Chinese celery makes a great replacement for fenugreek in uncooked dishes, such as chutneys or sauces. Generally, use about half the amount of celery leaves as you would fenugreek – that will create a similar flavor.
6. Dijon mustard
Dijon mustard works well as a fenugreek substitute, though not quite as well as some of the other options. The reason that it works is that there’s a range of different herby and spicy flavors in dijon mustard, and that combination is a little like fenugreek.
Overall, though, it is a little stronger than fenugreek. Opt for a teaspoon or less to start with when cooking, and add more if needed.
Kale also looks quite similar to fenugreek, with the leafy plant having some powerful greens that make it especially eye-catching. It does work as a fenugreek substitute, but only if it’s cooked before adding. Otherwise, the bitterness of the kale can be bought to the front of the dish a little too much.
Consider sauteing the kale on its own in a rich fat, such as butter or coconut oil. That will mediate the bitterness a little before you even start to taste it in the main portion of your meal.
What does fenugreek taste like?
Fenugreek is a green herb that looks quite similar to clover – the leaves themselves have a lovely green coloring and burgundy veins. Fresh fenugreek is only really available in the autumn, but you can find the dried stuff year-round.
Fenugreek has an utterly unique taste, being both bitter and sweet. The best thing that I can think of to compare the herb to is maple syrup which has been slightly burned. The bitterness mellows as the herb cooks, leaving you with a tasty herb that matches up well with curbs like cinnamon or cloves.
Where is fenugreek from?
Fenugreek is the same as several leafy herb plants, it didn’t really come from any one place. Instead, it came from all over the world, with a number of different grounds of people realizing that they can use it in their recipes.
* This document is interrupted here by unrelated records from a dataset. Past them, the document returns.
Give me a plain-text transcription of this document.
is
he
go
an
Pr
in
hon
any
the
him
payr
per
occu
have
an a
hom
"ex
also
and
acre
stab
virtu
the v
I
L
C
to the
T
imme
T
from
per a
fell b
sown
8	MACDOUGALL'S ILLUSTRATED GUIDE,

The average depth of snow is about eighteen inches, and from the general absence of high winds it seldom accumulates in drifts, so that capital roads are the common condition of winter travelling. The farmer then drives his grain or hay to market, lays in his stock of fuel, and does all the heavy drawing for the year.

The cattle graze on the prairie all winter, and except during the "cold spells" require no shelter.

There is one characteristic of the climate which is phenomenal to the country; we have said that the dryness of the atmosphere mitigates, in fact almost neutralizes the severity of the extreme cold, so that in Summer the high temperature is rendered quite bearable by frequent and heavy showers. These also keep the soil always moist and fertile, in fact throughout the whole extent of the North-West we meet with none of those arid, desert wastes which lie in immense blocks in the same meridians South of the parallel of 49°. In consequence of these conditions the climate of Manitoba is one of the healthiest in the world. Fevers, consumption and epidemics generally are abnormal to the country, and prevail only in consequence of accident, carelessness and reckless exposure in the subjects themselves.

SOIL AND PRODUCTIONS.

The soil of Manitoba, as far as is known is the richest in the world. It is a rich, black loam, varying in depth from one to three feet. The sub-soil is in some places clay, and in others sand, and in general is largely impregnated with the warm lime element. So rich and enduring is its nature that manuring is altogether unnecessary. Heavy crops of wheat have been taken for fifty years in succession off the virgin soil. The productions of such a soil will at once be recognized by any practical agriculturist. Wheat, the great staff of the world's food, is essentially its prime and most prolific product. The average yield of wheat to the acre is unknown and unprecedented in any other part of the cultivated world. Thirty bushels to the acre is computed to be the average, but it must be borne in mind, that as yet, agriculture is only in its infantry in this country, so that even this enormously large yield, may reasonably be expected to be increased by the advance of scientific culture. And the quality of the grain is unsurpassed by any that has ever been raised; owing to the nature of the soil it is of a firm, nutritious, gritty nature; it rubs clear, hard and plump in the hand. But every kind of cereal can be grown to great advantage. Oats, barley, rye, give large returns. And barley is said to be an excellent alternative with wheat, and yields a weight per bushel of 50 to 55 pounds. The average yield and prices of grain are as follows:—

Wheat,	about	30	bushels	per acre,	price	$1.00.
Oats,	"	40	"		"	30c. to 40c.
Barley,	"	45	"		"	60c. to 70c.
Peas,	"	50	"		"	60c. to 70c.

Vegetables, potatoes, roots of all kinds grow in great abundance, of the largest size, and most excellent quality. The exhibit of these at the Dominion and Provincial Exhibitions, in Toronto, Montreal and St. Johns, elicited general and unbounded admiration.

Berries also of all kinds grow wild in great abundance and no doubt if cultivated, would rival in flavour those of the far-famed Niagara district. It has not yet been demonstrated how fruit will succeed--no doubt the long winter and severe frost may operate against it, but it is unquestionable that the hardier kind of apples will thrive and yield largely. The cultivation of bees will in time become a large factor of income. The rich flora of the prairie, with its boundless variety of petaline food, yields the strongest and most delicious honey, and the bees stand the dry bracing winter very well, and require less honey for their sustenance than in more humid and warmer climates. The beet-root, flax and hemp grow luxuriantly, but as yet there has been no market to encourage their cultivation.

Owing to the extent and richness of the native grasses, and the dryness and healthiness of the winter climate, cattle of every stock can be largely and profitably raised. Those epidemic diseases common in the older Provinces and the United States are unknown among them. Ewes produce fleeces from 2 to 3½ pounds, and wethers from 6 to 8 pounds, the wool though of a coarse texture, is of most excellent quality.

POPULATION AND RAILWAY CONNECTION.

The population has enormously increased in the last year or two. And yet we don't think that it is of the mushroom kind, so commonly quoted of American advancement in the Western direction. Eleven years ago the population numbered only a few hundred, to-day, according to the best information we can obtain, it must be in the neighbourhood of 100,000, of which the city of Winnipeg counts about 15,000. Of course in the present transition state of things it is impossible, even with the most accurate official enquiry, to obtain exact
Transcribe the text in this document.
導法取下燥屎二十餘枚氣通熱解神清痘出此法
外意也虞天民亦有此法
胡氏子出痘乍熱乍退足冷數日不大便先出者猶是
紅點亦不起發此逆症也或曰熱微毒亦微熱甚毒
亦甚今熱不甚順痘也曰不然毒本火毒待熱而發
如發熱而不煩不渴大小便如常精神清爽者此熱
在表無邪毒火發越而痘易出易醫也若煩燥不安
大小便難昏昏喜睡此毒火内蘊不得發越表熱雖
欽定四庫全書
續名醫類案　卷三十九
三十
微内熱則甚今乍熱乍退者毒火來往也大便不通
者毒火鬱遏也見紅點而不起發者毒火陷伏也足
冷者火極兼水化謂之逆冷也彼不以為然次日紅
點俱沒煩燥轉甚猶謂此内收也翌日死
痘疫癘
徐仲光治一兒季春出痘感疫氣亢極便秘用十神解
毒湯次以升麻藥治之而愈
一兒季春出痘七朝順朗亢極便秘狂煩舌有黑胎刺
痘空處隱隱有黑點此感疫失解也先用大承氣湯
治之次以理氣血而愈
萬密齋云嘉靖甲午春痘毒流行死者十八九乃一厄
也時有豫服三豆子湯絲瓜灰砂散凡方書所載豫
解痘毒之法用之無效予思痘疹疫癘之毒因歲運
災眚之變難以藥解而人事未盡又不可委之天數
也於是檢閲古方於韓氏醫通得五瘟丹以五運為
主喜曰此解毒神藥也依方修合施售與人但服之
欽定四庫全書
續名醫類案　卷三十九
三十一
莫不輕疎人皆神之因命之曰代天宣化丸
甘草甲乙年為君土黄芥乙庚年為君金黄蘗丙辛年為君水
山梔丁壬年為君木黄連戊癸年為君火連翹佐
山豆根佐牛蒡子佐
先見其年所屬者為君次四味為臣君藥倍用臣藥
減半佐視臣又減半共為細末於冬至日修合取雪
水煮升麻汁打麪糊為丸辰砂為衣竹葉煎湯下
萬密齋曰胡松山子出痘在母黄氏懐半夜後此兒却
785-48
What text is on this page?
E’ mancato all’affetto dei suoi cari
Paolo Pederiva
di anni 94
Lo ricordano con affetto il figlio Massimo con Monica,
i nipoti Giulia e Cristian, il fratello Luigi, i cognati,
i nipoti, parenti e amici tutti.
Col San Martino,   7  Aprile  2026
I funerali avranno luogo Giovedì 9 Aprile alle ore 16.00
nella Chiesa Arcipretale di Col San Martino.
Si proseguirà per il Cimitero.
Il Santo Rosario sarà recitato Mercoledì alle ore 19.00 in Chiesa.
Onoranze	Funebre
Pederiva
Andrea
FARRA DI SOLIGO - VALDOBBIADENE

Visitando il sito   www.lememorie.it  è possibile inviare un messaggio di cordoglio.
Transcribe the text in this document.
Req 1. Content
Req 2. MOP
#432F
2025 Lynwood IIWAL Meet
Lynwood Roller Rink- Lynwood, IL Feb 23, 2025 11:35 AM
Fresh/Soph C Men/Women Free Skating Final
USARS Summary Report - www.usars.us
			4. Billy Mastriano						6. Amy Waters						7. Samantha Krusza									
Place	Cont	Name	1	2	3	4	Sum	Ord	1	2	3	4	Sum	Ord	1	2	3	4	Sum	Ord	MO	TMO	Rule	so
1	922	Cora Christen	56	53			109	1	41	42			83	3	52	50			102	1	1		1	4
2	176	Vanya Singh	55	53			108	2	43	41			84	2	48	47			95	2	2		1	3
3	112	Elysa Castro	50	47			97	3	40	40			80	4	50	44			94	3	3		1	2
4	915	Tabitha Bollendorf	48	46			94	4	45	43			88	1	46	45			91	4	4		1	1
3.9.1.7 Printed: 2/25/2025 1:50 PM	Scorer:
The herb is native to Southern Europe and the Mediterranean, though it spread through Asia rapidly too. It’s used for both food and medicine, though more commonly for food in the modern day.
What does fenugreek taste like?
The best comparison for fenugreek is cooked, perhaps a little burned, maple syrup. It is quite sweet, and it also has an earthy nuttiness that makes it more complex.
Is fenugreek the same as cumin?
No, fenugreek and cumin aren’t the same. Fenugreek is a herb derived from the leaves of a plant and tastes quite sweet and nutty. Cumin is a spice from the seeds of a plant and is earthy, rich, and spiced.
Who should not take fenugreek?
The primary people that should avoid having fenugreek supplements in their diet are those that take diabetes medication. Fenugreek can lower your blood sugar naturally, making calculations involving insulin more complicated than necessary, and leading to a potentially dangerous situation. So before taking fenugreek, make sure to check with your doctor!
7 Best Substitute For Dry Fenugreek Leaves
- Maple syrup
- Mustard seeds
- Curry powder
- Fennel seeds
- Chinese celery leaves
- Dijon mustard
- Pick one of your favorite substitute for dry fenugreek leaves from the list above
- Prepare your meal as usual and replace dried fenugreek leaves with a substitute
- Bon appetit!
Wrapping it up!
I hope you enjoyed these substitute for dry fenugreek leaves! Fenugreek is probably one of my favorite lesser-known herbs, and it’s one that writing and researching for this article has made me appreciate all the more. The flavor is complex, and I can’t wait to use it in my kitchen soon.